Fêtes décoloniales. Lorsque la fête et la danse s’emparent des corps, quelque chose du non-gouvernable peut en eux s’y attester. Les puissances coloniales en étaient bien conscientes, qui régulièrement s’efforcèrent d’encadrer danses et carnavals. Dans les sociétés post-coloniales, danses et fêtes constituent à la fois l’archive d’une résistance et le lieu d’une insurrection continuée. C’est ce qu’analyse dans Viviana Lipuma dans son article « Devenir indomptables. L’usage du monstrueux dans le carnaval guadaloupéen (Voukoum) et carioca (“Bate-Bolas”) en contexte post-colonial », tandis qu’Emma Gioia partage la pratique issue de sa thèse en recherche-création consacrée au reggaeton et au perreo dans son « Anti-manuel de perreo par une universitaire reggeatonera bien excitée ».

Japon sans maître ? Le Japon offre un terrain d’étude particulièrement riche et complexe quant aux rapports entre art et mouvements anarchistes. Doté d’une forte tradition anarchiste et pourtant pays du respect de la hiérarchie et de l’autorité, terre des salary men mais aussi bien de la harsh noise la plus radicale, le Japon a de quoi égarer le regard occidental. Dans « De l’influence de l’anarchisme coopératiste sur l’art moderne et contemporain japonais », Thomas Vauthier revient sur un siècle d’échanges entre militantisme anarchiste et pratiques artistiques, depuis les avant-gardes du début du xxe siècle jusqu’à certains projets socialement engagés de ce début de xxie siècle. De leur côté, Yoshiko Suto et Frédéric Weigel, dans « Émancipation et esthétique anarchiste au Japon », portent un regard plus contrasté sur l’idée d’art anarchiste japonais, en pointant les risques d’une surévaluation liée aux attentes et désirs du regard occidental.

Marseille, refuges et gentrification. Une dernière section fait retour vers l’ancrage local du LESA et son environnement urbain immédiat : Marseille. Dans « Fuir les institutions artistiques ? Lecture cartographique aux marges de l’éco-système institutionnel marseillais », Alice Lucot analyse, à partir de deux cas très différents (Agent Troublant et les Ateliers Jeanne Barret), la dialectique entre résistance à l’institution et gentrification par l’art à l’œuvre dans bon nombre de lieux alternatifs.

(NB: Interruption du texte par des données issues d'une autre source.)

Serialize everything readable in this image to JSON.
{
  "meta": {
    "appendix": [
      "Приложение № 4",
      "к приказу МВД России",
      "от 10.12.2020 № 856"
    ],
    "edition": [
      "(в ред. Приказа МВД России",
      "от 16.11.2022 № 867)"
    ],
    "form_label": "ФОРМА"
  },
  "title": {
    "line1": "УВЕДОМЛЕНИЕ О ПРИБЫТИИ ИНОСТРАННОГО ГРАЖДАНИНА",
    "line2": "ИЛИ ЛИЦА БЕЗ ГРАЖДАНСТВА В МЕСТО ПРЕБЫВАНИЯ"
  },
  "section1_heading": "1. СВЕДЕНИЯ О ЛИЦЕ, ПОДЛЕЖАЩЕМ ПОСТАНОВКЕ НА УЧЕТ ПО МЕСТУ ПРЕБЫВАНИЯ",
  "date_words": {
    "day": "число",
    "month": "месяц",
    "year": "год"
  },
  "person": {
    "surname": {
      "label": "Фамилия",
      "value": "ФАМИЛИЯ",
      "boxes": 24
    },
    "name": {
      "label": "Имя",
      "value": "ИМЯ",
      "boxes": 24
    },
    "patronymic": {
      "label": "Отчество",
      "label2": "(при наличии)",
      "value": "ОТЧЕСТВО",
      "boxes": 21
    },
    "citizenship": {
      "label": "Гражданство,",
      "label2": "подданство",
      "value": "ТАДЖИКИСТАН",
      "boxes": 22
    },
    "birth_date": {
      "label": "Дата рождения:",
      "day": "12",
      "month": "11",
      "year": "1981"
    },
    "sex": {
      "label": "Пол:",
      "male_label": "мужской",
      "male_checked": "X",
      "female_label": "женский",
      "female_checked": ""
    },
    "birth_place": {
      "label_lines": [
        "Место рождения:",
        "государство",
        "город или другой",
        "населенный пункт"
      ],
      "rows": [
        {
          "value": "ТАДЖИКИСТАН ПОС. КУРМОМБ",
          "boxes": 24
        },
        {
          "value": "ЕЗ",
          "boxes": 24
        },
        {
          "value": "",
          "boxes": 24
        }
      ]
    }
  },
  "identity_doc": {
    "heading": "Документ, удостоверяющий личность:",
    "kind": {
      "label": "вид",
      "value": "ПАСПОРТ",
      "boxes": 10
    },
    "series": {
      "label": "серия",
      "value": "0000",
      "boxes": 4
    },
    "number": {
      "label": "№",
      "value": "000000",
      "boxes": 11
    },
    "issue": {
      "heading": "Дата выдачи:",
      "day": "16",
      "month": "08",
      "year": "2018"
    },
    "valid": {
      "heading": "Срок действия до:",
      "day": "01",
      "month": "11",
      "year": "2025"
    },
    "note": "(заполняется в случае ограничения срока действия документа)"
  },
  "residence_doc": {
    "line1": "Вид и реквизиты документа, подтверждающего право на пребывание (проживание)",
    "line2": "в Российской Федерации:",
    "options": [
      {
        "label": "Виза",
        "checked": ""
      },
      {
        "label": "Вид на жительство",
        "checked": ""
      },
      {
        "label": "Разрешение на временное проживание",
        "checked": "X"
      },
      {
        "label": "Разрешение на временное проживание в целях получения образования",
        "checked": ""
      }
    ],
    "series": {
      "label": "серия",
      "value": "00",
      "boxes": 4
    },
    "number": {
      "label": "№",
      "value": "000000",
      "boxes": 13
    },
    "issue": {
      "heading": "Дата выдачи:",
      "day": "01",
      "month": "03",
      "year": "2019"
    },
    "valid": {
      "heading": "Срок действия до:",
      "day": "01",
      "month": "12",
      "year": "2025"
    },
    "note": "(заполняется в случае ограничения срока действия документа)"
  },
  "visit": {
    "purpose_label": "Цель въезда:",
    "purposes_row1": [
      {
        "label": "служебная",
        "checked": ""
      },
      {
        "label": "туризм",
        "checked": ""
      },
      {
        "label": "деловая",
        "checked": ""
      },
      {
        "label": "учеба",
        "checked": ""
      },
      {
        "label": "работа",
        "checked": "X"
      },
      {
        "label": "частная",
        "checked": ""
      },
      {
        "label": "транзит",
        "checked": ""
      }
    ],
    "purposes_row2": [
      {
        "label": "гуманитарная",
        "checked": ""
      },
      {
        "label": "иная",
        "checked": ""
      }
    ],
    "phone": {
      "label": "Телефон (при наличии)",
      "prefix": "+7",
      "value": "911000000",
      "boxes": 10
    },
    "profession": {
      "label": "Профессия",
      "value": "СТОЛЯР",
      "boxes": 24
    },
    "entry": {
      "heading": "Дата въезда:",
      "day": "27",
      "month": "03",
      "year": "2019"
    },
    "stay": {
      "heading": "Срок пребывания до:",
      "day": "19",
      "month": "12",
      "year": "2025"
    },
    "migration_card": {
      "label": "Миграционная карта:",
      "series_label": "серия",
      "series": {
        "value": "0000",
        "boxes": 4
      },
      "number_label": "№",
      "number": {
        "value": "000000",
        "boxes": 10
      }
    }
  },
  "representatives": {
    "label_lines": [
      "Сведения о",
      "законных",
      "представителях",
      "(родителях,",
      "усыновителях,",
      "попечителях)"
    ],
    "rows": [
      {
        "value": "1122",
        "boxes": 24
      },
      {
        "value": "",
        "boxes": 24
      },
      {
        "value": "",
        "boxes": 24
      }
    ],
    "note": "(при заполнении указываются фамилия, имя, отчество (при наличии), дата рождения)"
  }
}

Par ailleurs, le Centre International de Recherches sur l’Anarchisme de Marseille (CIRA-Marseille), situé 50 rue Consolat, a dès le départ été un partenaire essentiel du séminaire de 2022-2023 et constitue pour bon nombre de ses participantes et participants un refuge plus ou moins régulier. Dans « Le Centre International de Recherche sur l’anarchisme (CIRA) de Marseille », Maryvonne Nicola Équy et Felip Équy offrent aux lectrices et aux lecteurs une présentation historique et pratique de l’association, de ses activités et du très riche fonds d’archives mis à la disposition du public. Enfin, au plus proche du contexte universitaire local, lieu de recherche-création mais aussi bien souvent véritable labyrinthe administratif, le numéro s’achève sur une œuvre collective, initiée, portée et composée par Célio Paillard, avec la participation complice d’auditrices et auditeurs du séminaire : « Acroning ».

Je souhaiterais pour finir adresser mes plus vifs remerciements aux autrices et auteurs, aux membres du comité scientifique (Mathieu Cipriani, Anna Guilló, Christophe Longbois-Canil et Célio Paillard) pour la lecture des propositions et la relecture des articles, à Thierry Fournier pour le design graphique de la revue, et enfin à Lee-Lou Meiffre, stagiaire au LESA sur ce projet, pour son très précieux travail de préparation finale des textes et d’échanges avec les autrices et auteurs. À chacune et à chacun, aux lectrices et aux lecteurs, salut et fraternité !

  1. Les conférences de Katerina Andreou et de Renaud Golo, pour des raisons de droits liés aux matériaux présentés, n’ont pu faire l’objet d’une diffusion sur Internet. Du fait de leur caractère principalement performatif, elles ne sont pas non plus reprises sous forme écrite dans le présent numéro. On trouvera reproduites dans cette introduction les affiches qui les annonçaient. [Retour au texte]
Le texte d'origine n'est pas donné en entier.